May 04, 2005

What's the secret to high-flying education?

The National Center for Educational Accountability is seeking the answer to why some schools do better than others:

Over the past decade, an explosion of data on student performance has generated increasing attempts to identify what have been dubbed high-flying schools and learn from them...But the investigations here in Illinois, and in other states affiliated with the Austin, Texas-based National Center for Educational Accountability’s best-practices studies, stand out on several fronts.

...Rather than drawing on the experiences of a handful of high performers, by the end of this year, the NCEA and its state affiliates will have conducted such case studies in more than 400 schools in 17 states, supported in part by a $1.2 million grant from the Los Angeles-based Broad Foundation....

To probe what sets high-performing schools apart from others, the NCEA has designed a best-practices framework that forms the basis for structured interviews with district administrators, principals, and teachers.

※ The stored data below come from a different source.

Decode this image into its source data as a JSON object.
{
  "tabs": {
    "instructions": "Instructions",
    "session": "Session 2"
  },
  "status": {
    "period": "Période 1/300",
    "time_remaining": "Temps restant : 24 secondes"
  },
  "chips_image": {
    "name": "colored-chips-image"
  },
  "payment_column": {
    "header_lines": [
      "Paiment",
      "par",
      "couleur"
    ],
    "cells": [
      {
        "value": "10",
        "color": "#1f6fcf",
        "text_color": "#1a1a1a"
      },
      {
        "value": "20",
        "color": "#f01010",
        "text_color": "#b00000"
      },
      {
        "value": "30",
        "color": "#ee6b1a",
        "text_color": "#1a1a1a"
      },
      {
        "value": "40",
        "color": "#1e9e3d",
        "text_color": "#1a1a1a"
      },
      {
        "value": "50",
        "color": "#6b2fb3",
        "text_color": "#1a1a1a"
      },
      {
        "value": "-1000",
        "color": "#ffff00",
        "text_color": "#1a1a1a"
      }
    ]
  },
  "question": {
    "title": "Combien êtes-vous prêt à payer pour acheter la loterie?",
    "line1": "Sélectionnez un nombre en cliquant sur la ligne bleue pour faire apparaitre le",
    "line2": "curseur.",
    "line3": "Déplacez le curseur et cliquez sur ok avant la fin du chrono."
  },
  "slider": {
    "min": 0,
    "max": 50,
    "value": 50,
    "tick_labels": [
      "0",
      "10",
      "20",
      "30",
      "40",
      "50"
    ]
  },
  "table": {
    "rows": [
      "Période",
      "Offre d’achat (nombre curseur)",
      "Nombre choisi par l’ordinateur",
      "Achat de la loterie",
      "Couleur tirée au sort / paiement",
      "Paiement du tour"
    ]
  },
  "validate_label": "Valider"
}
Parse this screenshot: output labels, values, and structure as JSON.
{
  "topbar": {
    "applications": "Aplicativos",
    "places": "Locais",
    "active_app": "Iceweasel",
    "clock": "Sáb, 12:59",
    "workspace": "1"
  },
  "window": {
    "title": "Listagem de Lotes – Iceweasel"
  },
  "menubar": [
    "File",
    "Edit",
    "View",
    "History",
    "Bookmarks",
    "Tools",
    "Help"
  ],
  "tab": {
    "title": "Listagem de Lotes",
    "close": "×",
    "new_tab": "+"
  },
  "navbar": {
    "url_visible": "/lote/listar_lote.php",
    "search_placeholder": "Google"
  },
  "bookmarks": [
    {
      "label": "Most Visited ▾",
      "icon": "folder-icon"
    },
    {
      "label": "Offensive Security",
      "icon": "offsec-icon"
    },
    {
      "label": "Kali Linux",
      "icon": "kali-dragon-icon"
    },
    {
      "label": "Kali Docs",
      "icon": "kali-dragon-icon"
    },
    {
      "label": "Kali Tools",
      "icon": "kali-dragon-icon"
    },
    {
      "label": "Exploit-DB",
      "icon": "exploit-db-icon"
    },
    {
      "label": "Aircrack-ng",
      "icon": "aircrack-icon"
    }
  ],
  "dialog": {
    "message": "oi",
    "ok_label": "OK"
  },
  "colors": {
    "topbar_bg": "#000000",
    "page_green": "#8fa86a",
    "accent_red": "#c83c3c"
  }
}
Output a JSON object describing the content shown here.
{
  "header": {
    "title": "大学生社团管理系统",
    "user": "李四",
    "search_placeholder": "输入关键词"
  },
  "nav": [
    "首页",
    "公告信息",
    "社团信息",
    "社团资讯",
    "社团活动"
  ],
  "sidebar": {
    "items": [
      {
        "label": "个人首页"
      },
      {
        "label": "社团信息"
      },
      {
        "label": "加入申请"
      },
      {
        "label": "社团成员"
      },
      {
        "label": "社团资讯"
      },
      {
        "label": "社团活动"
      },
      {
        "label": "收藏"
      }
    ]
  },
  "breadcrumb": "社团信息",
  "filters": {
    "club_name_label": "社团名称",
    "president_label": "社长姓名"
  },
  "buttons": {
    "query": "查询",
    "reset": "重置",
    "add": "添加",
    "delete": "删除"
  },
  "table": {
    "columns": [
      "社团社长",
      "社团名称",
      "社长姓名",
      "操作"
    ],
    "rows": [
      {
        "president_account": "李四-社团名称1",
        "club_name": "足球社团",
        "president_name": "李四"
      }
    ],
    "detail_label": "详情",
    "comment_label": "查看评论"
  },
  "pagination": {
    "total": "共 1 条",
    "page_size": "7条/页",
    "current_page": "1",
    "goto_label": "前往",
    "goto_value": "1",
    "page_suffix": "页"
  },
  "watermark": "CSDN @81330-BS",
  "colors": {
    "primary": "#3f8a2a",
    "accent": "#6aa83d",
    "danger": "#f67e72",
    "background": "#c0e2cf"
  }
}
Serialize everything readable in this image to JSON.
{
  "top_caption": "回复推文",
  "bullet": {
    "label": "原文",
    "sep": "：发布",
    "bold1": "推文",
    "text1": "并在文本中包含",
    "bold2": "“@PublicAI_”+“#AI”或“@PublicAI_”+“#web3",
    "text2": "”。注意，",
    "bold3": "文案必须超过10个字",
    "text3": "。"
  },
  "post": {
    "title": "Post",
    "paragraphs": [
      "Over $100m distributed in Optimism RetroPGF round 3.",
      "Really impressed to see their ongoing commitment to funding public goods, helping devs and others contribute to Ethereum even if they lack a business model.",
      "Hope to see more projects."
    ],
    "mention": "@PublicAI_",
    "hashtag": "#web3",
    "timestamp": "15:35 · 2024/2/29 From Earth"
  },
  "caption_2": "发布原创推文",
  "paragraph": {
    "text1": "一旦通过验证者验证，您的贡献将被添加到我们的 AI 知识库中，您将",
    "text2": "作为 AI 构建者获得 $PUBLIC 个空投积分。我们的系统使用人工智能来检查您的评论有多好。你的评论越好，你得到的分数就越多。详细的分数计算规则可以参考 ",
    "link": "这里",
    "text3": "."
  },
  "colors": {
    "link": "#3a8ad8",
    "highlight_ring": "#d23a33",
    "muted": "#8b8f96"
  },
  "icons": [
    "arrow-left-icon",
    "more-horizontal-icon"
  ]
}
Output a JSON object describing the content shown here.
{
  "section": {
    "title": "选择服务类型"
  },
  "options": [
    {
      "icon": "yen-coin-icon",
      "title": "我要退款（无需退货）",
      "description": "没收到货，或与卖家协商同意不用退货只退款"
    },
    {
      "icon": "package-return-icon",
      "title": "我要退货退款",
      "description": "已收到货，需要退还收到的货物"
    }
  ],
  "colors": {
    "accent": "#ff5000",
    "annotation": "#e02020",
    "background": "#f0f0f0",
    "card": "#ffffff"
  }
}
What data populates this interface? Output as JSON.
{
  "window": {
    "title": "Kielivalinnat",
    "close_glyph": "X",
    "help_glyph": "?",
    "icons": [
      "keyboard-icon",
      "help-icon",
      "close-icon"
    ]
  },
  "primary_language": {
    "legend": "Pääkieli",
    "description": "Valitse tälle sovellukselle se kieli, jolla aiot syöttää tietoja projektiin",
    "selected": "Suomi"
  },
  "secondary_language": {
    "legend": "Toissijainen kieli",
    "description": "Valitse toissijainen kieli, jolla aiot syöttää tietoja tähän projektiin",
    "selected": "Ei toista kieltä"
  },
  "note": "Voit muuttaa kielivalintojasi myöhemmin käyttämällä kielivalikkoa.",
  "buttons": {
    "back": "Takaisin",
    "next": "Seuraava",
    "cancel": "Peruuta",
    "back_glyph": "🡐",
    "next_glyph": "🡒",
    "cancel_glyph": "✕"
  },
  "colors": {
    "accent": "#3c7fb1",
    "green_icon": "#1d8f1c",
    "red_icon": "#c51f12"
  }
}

Underlying the framework, said Ms. Rutherford, are clear and specific academic goals for students, rooted in state content standards. “That clearly has emerged,” she said, “as the bedrock foundation: this penetrating, deep understanding of what it is children are to know and be able to do and how to connect it across grades.”

Oooh, there's that scary "S" word again - standards. Too many schools avoid them, and fail to learn from the actions of the successful St. Louis Belleville School District:

Clear expectations for what students should know and be able to do are communicated through a grade-by-grade skills continuum that the district updates regularly. District exit tests, given at the end of each year and crafted and refined by committees of classroom teachers, measure whether students are learning those objectives. Any changes in the curriculum flow through a district curriculum committee, which meets monthly and includes representatives from every grade and school.

That sounds about as far from the child-centered, anti-testing, free-flowing, "the teacher is your friend" model as one can get. Which is why it works so well.

This caveat, while realistic, seems pessimistic:

Although most education analysts agree that it’s important to identify and learn from high-performing schools, others caution against concluding that schools alone can close achievement gaps between students of different racial and social backgrounds.

“Some schools do a much better job with disadvantaged children than other schools,” said Richard Rothstein, the author of Class and Schools: Using Social, Economic, and Educational Reform to Close the Black-White Achievement Gap. “I think we know a little bit about what their best practices are, and those should be duplicated and imitated.” Still, he added, “too many people are quick to conclude that because some schools do better than others, therefore, schools can close the achievement gap on their own. There’s no evidence for that.”

Where's the evidence that schools shouldn't try everything in their powers to close that gap? Imitating the successful schools might be the most efficient way of doing that.